A pesquisa foi executada com todos os integrantes do coral, devido à observação

participante, porém, no caso da entrevista foi feita uma seleção de membros levando em

consideração tempo de participação no projeto. Realizamos, ainda, entrevistas com um ex-

coralista que mantém vínculo com a UFV, com uma integrante da primeira formação do coral

(que entrou novamente em 2017) e com a responsável inicial do projeto. Para as entrevistas foi

utilizado roteiro pré-estruturado de perguntas.

Utilizamos o diário de campo4 para o registro da observação participante (já em

execução a partir de 15/09/2017 e finalizado em 12/05/2018. Para as entrevistas utilizamos

gravador e cadernos de anotações, de acordo com as permissões dos entrevistados. Dessa

forma, as gravações foram transcritas para a posterior análise. A análise, estritamente

qualitativa, buscou comparar percepções, a fim de achar tanto pontos de entrecruzamento de

percepções como pontos de afastamento, levando em consideração as próprias percepções do

pesquisador, que é integrante do Coral, para posterior análise de seu lugar dentro da pesquisa.

2.2- O Roteiro

O fio condutor do processo de tentar entender a identidade do coral está em buscar

nas entrevistas as representações sobre ele. Ou seja, o que está no imaginário dos

integrantes quando confrontados com as perguntas do roteiro? Como isso se liga à

observação participante? Como as pessoas se colocam em relação aos acontecimentos

comuns do coral? Quais opiniões elas têm do coral? Quais são suas experiências? Seus

sentimentos? Como elas veem os outros e todo o grupo, as apresentações? Coletando essas

informações é possível captar o que seria o ideal do imaginário, a série de elementos para

formar o todo que buscamos, o pertencimento, a identidade.

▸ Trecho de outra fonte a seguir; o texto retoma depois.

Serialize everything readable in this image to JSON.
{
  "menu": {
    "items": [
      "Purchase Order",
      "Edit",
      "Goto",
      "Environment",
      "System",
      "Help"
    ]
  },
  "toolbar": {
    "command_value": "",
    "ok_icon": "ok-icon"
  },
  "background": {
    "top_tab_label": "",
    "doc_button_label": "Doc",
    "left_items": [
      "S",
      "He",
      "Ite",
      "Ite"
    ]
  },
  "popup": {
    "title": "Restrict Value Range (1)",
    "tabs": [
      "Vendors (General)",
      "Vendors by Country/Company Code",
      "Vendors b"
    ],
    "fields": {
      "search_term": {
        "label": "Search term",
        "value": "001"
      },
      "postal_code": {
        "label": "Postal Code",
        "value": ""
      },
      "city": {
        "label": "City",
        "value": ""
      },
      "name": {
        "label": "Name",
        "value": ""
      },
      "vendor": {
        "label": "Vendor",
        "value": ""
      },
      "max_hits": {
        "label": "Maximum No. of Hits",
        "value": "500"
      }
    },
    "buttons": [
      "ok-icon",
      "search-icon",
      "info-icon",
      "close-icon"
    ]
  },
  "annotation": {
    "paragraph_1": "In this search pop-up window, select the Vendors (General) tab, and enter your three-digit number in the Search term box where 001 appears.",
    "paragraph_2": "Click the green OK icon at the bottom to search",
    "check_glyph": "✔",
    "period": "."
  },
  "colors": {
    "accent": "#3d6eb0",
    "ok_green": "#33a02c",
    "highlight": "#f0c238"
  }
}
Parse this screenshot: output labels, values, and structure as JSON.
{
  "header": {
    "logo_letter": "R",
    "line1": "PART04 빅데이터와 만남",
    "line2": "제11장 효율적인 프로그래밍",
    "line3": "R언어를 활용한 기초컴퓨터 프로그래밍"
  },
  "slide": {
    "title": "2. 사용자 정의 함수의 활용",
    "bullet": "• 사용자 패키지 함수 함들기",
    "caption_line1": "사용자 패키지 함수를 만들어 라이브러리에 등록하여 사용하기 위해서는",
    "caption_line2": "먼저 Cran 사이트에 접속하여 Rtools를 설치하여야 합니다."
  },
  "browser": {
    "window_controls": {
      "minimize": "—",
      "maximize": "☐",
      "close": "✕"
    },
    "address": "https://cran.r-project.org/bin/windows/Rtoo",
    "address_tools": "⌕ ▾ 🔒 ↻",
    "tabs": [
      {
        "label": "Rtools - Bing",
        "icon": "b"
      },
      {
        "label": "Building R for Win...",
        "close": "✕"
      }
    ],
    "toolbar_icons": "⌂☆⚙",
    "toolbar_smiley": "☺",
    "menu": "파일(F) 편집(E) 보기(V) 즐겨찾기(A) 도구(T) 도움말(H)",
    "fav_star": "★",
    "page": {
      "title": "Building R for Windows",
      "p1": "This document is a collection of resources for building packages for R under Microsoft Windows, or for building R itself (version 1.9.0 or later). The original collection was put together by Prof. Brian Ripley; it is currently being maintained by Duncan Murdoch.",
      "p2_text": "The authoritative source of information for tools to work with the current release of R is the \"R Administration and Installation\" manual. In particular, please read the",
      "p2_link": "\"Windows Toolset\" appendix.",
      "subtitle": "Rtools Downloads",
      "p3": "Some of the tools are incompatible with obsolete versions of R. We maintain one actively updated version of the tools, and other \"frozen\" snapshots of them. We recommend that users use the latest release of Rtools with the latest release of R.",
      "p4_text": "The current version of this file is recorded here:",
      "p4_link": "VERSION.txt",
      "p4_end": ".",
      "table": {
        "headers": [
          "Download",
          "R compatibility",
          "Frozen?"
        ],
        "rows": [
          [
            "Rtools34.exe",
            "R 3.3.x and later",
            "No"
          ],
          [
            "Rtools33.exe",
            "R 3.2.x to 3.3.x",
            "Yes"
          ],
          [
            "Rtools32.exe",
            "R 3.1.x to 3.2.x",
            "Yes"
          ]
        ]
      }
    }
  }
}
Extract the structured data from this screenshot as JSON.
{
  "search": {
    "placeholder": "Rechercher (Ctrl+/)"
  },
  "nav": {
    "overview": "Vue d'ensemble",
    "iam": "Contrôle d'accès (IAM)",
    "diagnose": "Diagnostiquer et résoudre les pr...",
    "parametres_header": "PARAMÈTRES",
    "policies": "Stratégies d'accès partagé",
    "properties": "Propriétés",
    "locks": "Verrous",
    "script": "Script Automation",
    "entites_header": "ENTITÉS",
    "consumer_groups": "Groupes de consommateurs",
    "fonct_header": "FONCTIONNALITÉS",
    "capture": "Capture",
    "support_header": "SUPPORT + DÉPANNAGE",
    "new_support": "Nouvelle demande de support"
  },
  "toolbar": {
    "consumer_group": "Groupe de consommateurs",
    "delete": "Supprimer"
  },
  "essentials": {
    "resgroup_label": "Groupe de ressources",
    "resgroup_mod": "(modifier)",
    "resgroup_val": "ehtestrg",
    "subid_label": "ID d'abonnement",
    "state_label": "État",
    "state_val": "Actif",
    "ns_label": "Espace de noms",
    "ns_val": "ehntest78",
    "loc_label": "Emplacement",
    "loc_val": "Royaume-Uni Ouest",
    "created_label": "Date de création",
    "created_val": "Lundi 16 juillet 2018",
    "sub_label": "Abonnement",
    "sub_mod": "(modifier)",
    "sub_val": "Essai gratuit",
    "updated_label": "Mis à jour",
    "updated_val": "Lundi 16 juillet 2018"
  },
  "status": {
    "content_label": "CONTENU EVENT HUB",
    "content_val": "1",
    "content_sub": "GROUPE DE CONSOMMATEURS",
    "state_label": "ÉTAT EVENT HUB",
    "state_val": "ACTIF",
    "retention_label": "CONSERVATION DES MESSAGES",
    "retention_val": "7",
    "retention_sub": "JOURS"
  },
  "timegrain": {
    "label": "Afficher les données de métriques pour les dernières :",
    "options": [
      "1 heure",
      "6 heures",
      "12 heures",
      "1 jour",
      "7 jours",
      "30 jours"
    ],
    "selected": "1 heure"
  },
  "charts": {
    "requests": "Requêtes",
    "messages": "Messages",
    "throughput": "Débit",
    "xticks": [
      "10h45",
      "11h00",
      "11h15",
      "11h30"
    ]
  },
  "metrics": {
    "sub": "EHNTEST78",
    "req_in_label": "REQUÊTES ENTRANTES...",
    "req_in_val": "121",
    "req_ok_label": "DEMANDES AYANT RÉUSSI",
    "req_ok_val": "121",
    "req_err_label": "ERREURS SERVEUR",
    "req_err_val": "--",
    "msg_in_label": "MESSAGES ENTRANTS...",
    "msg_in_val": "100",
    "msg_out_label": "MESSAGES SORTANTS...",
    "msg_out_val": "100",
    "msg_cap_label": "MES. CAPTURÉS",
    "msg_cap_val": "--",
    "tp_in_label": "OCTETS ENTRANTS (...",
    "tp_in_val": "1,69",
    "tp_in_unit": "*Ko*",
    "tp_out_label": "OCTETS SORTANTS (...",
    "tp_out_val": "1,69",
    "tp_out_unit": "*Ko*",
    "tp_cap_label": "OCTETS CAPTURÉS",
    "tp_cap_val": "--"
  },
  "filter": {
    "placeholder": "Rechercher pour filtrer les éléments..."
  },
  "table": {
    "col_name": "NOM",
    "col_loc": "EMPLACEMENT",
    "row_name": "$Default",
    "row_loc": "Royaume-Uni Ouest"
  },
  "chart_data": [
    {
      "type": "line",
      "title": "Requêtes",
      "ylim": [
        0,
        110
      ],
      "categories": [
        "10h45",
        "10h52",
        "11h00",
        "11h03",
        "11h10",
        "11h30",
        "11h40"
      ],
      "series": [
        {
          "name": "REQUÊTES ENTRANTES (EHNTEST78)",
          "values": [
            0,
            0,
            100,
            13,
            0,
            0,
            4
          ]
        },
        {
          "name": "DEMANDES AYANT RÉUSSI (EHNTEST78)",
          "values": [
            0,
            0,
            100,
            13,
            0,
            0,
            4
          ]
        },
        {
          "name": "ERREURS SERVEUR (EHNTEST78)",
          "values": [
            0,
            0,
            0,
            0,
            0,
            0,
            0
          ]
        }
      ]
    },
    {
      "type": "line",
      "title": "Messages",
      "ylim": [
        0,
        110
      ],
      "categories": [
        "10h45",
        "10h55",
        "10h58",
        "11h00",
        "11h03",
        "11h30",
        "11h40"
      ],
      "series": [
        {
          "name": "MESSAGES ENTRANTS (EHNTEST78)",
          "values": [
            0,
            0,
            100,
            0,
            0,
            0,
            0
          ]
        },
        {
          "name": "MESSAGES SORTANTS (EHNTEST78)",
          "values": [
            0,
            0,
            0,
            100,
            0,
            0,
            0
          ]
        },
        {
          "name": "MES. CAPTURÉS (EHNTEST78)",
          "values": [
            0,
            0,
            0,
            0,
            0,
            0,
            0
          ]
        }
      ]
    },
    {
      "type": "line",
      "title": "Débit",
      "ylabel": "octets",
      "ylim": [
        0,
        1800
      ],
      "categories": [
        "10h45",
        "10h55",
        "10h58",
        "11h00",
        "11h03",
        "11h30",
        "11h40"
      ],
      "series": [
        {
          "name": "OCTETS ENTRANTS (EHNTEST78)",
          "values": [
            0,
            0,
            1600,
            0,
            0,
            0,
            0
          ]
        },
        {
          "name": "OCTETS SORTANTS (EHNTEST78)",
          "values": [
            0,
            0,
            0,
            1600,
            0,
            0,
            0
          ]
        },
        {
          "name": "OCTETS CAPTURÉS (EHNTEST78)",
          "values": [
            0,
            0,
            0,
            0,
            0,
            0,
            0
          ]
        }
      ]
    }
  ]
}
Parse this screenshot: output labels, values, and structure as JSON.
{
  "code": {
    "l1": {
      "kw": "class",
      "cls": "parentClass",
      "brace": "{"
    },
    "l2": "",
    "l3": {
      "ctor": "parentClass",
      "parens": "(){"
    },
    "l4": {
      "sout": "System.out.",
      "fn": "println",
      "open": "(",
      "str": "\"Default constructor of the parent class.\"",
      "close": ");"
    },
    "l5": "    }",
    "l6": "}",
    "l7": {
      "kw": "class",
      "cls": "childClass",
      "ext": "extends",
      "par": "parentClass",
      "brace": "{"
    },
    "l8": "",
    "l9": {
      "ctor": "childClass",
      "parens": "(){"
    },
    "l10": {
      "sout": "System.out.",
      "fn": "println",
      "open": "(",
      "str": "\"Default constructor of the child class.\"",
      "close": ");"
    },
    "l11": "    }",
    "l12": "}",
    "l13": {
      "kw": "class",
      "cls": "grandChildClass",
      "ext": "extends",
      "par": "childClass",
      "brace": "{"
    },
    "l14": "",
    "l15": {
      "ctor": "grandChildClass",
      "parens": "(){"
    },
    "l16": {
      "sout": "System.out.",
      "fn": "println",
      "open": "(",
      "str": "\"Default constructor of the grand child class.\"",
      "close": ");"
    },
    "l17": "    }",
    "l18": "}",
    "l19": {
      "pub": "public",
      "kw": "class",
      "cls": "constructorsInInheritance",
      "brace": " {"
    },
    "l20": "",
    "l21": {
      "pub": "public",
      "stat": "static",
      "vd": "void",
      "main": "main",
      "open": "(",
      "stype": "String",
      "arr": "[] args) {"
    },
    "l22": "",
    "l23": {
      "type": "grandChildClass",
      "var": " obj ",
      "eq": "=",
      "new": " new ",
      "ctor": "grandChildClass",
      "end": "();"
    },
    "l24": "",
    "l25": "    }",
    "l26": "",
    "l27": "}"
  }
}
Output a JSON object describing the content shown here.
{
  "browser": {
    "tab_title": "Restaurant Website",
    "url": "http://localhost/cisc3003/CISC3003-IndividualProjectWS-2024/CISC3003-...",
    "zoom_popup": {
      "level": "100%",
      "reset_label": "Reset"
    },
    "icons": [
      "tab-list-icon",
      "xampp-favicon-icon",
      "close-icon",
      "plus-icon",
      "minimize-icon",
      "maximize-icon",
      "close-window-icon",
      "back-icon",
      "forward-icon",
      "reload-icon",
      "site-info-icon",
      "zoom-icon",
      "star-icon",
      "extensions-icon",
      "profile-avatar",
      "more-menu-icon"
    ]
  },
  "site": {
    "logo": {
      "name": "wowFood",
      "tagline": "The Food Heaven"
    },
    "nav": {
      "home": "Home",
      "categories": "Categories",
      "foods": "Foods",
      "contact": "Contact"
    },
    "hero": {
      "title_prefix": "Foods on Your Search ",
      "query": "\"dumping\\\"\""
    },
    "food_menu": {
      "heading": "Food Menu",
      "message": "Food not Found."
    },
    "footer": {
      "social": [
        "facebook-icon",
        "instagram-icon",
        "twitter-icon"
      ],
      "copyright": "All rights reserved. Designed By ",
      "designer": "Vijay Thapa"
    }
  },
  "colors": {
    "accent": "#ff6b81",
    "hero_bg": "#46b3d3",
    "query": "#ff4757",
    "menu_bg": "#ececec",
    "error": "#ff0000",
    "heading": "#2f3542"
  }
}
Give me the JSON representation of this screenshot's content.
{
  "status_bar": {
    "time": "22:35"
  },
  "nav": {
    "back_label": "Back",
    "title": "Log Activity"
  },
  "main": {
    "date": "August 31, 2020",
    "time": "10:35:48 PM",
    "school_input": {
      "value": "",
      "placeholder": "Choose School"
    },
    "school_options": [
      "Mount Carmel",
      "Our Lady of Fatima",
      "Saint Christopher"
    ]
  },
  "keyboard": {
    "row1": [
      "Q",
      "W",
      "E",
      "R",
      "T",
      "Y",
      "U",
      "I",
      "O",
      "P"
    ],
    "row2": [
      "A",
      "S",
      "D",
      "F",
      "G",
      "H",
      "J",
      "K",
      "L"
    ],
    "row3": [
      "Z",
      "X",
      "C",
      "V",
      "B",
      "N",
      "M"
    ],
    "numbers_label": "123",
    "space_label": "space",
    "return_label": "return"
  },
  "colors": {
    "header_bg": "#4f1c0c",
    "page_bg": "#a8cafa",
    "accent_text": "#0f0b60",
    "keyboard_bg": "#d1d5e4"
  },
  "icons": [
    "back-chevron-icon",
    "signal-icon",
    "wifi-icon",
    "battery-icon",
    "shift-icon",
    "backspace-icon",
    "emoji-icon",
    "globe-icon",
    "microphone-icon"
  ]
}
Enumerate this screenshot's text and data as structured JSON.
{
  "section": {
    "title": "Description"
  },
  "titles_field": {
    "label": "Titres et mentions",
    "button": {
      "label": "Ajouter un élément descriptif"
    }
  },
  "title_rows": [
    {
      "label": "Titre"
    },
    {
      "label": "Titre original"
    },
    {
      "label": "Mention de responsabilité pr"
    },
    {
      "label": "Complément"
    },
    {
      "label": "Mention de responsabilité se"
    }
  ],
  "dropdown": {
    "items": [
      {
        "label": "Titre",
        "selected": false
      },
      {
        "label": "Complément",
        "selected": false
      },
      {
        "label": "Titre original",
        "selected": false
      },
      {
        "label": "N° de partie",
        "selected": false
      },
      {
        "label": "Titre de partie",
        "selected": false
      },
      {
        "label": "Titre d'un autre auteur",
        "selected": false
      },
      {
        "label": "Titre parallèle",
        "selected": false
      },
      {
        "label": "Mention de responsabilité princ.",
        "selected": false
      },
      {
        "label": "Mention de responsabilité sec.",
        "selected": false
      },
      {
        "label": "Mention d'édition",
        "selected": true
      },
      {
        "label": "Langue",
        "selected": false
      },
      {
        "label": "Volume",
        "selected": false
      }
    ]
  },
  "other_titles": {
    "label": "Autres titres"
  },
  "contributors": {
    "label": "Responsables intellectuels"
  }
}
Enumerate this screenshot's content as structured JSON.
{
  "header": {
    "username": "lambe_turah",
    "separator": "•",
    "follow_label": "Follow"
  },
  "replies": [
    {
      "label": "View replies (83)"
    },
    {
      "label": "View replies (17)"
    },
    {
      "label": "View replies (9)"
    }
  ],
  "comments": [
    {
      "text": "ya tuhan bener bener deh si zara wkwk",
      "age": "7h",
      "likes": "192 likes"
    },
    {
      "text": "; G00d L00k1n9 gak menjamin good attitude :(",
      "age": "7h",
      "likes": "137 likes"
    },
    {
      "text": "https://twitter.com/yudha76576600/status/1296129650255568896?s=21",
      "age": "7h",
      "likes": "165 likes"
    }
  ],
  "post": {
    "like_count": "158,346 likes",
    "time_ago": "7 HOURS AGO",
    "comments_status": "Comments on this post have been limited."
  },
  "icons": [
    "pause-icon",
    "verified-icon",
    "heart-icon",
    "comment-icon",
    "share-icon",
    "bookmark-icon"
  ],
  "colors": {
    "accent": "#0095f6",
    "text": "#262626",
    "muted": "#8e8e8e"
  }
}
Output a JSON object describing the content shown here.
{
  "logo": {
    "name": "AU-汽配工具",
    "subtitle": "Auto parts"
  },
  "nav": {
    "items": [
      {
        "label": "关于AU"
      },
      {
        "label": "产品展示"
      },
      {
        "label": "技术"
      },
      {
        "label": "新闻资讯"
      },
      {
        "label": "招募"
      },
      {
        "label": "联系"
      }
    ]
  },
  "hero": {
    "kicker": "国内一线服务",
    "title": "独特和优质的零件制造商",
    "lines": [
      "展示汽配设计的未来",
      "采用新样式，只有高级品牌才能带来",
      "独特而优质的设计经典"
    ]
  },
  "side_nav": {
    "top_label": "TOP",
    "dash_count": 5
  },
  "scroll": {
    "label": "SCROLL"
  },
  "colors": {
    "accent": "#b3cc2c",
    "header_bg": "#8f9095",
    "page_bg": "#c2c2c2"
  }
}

Com base nesses pressupostos o roteiro de entrevistas foi elaborado e deixado em

caráter semiestruturado, para que se pudesse, ao longo das entrevistas ir captando e

4 Principalmente o celular, pela facilidade de fazer notas durante os ensaios. Utilizou-se caderno apenas em

alguns ensaios em que o pesquisar decidiu apenas observar e não participar do ensaio.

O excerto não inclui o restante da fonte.